Bud Light parent AB InBev sees sales plunge $400 million in the U.S. following boycott
The Bud Light consumer boycott that followed the AB InBev beer brand’s promotion with a trans influencer now has a price tag—and it’s a big one.
The Belgian brewer saw its U.S. revenue drop 10.5% and sales to American retailers fall 14% in the April to June quarter owing to a plunge in sales of Bud Light. That translates into a year-over-year revenue drop of almost $400 million in North America. While North America also includes Canada, sales rose there, suggesting that the fall in revenue can be attributed to AB InBev’s boycotting American consumers alone.
For years, Bud Light has reigned supreme in the U.S. beer market. But this changed quickly after consumers boycotted the brand in April, following an ad partnership with transgender TikTok icon Dylan Mulvaney. Backlash from the anti-trans community increased on social media, and the company put two executives who oversaw the Mulvaney marketing campaign on a leave of absence. AB InBev also distanced itself from the campaign in May, saying that a single post is not a campaign.
But by the time the company reacted to the backlash, it had already begun losing consumers, dethroning it from the status of #1 beer seller in the U.S.
During the earnings call Thursday, AB InBev, which also makes Stella Artois and Corona beers, addressed the boycott by referring to it as the “Bud Light situation.”
“In the U.S., we are listening and actively engaging with our consumers,” CEO Michael Doukeris said. “They want to enjoy their beer without a debate, they want us to focus and concentrate on platforms that all consumers love and this is what we are doing.”

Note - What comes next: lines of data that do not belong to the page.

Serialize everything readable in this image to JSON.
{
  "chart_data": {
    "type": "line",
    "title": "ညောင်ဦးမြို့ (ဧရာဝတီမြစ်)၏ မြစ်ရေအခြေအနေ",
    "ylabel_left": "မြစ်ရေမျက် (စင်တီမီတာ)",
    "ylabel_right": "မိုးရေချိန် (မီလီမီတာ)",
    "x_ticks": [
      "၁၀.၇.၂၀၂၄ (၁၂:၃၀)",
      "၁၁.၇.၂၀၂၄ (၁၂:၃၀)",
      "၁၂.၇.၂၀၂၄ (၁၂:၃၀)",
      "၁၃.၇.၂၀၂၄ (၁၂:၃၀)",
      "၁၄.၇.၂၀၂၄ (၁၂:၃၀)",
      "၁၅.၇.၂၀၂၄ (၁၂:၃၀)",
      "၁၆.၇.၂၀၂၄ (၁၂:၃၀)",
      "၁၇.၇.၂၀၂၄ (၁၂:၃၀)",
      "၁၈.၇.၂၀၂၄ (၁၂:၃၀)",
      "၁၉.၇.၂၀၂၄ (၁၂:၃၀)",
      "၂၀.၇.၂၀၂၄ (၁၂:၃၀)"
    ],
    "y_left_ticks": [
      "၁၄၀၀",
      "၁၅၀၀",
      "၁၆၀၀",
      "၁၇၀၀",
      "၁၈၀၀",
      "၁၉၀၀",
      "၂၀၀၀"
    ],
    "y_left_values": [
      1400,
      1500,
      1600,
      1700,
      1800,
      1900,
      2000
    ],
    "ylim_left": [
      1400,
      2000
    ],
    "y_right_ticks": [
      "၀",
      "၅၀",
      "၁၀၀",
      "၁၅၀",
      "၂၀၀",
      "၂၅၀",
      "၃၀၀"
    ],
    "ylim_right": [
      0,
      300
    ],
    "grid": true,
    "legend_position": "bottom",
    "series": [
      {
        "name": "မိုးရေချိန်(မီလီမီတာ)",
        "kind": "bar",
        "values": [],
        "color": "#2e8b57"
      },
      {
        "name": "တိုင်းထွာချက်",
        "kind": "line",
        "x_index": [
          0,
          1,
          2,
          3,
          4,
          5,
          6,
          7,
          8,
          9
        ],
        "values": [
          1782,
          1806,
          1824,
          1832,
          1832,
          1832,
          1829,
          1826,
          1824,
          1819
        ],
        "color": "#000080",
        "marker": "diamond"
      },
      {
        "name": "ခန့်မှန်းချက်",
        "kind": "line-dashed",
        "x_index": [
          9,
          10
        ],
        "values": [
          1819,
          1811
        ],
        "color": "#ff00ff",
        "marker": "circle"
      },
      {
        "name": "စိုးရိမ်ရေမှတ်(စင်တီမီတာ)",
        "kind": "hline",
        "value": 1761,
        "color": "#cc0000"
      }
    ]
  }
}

The world’s largest brewer plans to continue investing in sales and marketing efforts that bolster its brand power, bearing in mind what it learnt from its recent ad promotion debacle.
AB InBev did not immediately return Fortune’s request for comment.
Beer sales elsewhere
Despite the poor performance in America, the company’s performance in other parts of the world have helped it increase total revenue for the second quarter by 7.2%. AB InBev’s drink prices are up 9% on average, which consumers have absorbed and helped grow the brewer’s earnings. It beat profit expectations of 0.4% by raking in a 5% increase in profits for this quarter compared to the same time last year.
And even though volumes of AB InBev’s beer and non-beer sales continue to struggle, the company decided to stick to its full-year outlook, with markets like China helping it offset the lost business in the U.S.
Other major players in the beer industry are also reeling from the impact of surging prices, such as Heineken. The Dutch beer brand, which ranks second in the world by beer sales, hiked prices in response to inflation but consumers favored cheaper brands. Heineken’s profits dipped as a result in the second quarter of 2023.
But AB InBev’s controversy has created some winners—like American rival Molson Coors which has now upped its full-year guidance.
“We didn’t plan on our largest competitor’s largest brand declining volume by nearly 30% in the quarter,” the company’s CEO Gavin Hattersley told investors Tuesday.